The point was made that technology could be used to some extent, such as in scanning the web for breadcrumbs or looking for unexpected devices on a network, but that unsanctioned use essentially boils down to a human problem. In other words, employees must be made aware of the seriousness of putting a company’s integrity at risk by means of clear and strict management policies. However, the idea of positive reinforcement was also raised, whereby organisations make it easier for people to adhere to a policy rather than actively refusing to comply with it.
While organisational policy and education were seen as instrumental to reducing risk, the suggestion was raised for having strict controls whereby all software is purchased, managed and signed off by an organisation’s IT department.

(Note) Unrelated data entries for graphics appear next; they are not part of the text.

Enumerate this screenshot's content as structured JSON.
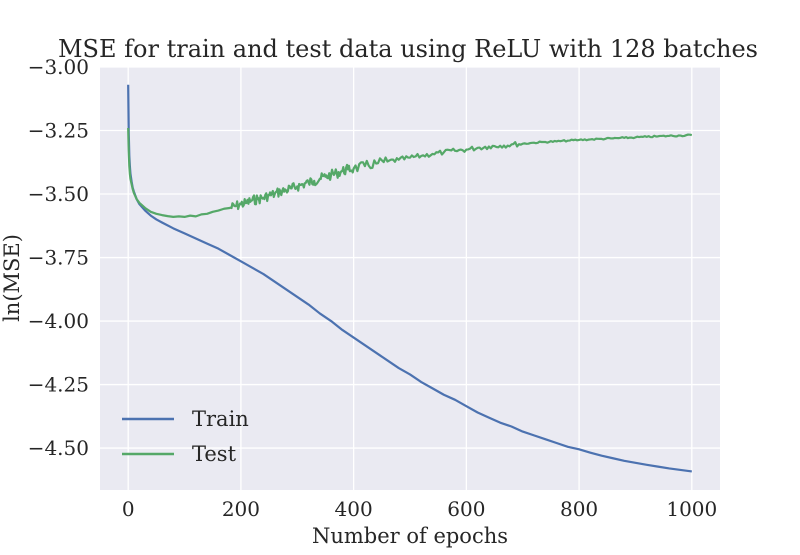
{
  "chart_data": {
    "type": "line",
    "title": "MSE for train and test data using ReLU with 128 batches",
    "xlabel": "Number of epochs",
    "ylabel": "ln(MSE)",
    "xlim": [
      -50,
      1050
    ],
    "ylim": [
      -4.665,
      -3.0
    ],
    "xticks": [
      0,
      200,
      400,
      600,
      800,
      1000
    ],
    "xtick_labels": [
      "0",
      "200",
      "400",
      "600",
      "800",
      "1000"
    ],
    "yticks": [
      -3.0,
      -3.25,
      -3.5,
      -3.75,
      -4.0,
      -4.25,
      -4.5
    ],
    "ytick_labels": [
      "−3.00",
      "−3.25",
      "−3.50",
      "−3.75",
      "−4.00",
      "−4.25",
      "−4.50"
    ],
    "grid": true,
    "legend_position": "lower-left",
    "background_color": "#eaeaf2",
    "grid_color": "#ffffff",
    "series": [
      {
        "name": "Train",
        "color": "#4c72b0",
        "x": [
          0,
          1,
          2,
          3,
          4,
          6,
          8,
          10,
          15,
          20,
          30,
          40,
          50,
          60,
          80,
          100,
          120,
          140,
          160,
          180,
          200,
          220,
          240,
          260,
          280,
          300,
          320,
          340,
          360,
          380,
          400,
          420,
          440,
          460,
          480,
          500,
          520,
          540,
          560,
          580,
          600,
          620,
          640,
          660,
          680,
          700,
          720,
          740,
          760,
          780,
          800,
          820,
          840,
          860,
          880,
          900,
          920,
          940,
          960,
          980,
          1000
        ],
        "y": [
          -3.07,
          -3.26,
          -3.35,
          -3.39,
          -3.42,
          -3.45,
          -3.475,
          -3.49,
          -3.52,
          -3.54,
          -3.565,
          -3.585,
          -3.6,
          -3.612,
          -3.635,
          -3.655,
          -3.675,
          -3.695,
          -3.715,
          -3.74,
          -3.765,
          -3.79,
          -3.815,
          -3.845,
          -3.875,
          -3.905,
          -3.935,
          -3.97,
          -4.0,
          -4.035,
          -4.065,
          -4.095,
          -4.125,
          -4.155,
          -4.185,
          -4.21,
          -4.24,
          -4.265,
          -4.29,
          -4.31,
          -4.335,
          -4.36,
          -4.38,
          -4.4,
          -4.415,
          -4.435,
          -4.45,
          -4.465,
          -4.48,
          -4.495,
          -4.505,
          -4.518,
          -4.53,
          -4.54,
          -4.55,
          -4.558,
          -4.566,
          -4.573,
          -4.58,
          -4.586,
          -4.592
        ]
      },
      {
        "name": "Test",
        "color": "#55a868",
        "x": [
          0,
          1,
          2,
          3,
          4,
          6,
          8,
          10,
          15,
          20,
          30,
          40,
          50,
          60,
          70,
          80,
          90,
          100,
          110,
          120,
          130,
          140,
          150,
          160,
          170,
          180,
          190,
          200,
          210,
          220,
          230,
          240,
          250,
          260,
          270,
          280,
          290,
          300,
          310,
          320,
          330,
          340,
          350,
          360,
          370,
          380,
          390,
          400,
          420,
          440,
          460,
          480,
          500,
          520,
          540,
          560,
          580,
          600,
          620,
          640,
          660,
          680,
          700,
          720,
          740,
          760,
          780,
          800,
          820,
          840,
          860,
          880,
          900,
          920,
          940,
          960,
          980,
          1000
        ],
        "y": [
          -3.24,
          -3.33,
          -3.39,
          -3.42,
          -3.44,
          -3.46,
          -3.48,
          -3.495,
          -3.52,
          -3.535,
          -3.555,
          -3.57,
          -3.578,
          -3.583,
          -3.587,
          -3.59,
          -3.588,
          -3.59,
          -3.585,
          -3.588,
          -3.58,
          -3.578,
          -3.57,
          -3.565,
          -3.558,
          -3.555,
          -3.548,
          -3.54,
          -3.535,
          -3.525,
          -3.52,
          -3.515,
          -3.505,
          -3.5,
          -3.49,
          -3.485,
          -3.478,
          -3.47,
          -3.462,
          -3.455,
          -3.448,
          -3.44,
          -3.432,
          -3.425,
          -3.418,
          -3.41,
          -3.403,
          -3.4,
          -3.39,
          -3.38,
          -3.372,
          -3.365,
          -3.357,
          -3.35,
          -3.342,
          -3.336,
          -3.33,
          -3.325,
          -3.318,
          -3.313,
          -3.31,
          -3.305,
          -3.302,
          -3.298,
          -3.295,
          -3.293,
          -3.29,
          -3.287,
          -3.285,
          -3.283,
          -3.281,
          -3.279,
          -3.277,
          -3.275,
          -3.273,
          -3.271,
          -3.27,
          -3.268
        ]
      }
    ]
  }
}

One attendee noted that the Covid-19 pandemic had helped them to gain full control of the network, as all employees had to enter via a secure route. Nonetheless, the point was made that even in controlled scenarios, organisations were essentially reliant on the honesty of their employees to prevent data leaks. While care can be taken during the hiring process to ensure that the right people are hired, organisations must always be prepared for a potential breach stemming from human error or malicious intent, despite best efforts and watertight procedures.
The future of asset management
Summing up, Lenny noted that asset management would continue to be challenging given the speed at which technology and business requirements continued to evolve. However, modern approaches and tools could nonetheless offer effective solutions to asset management problems.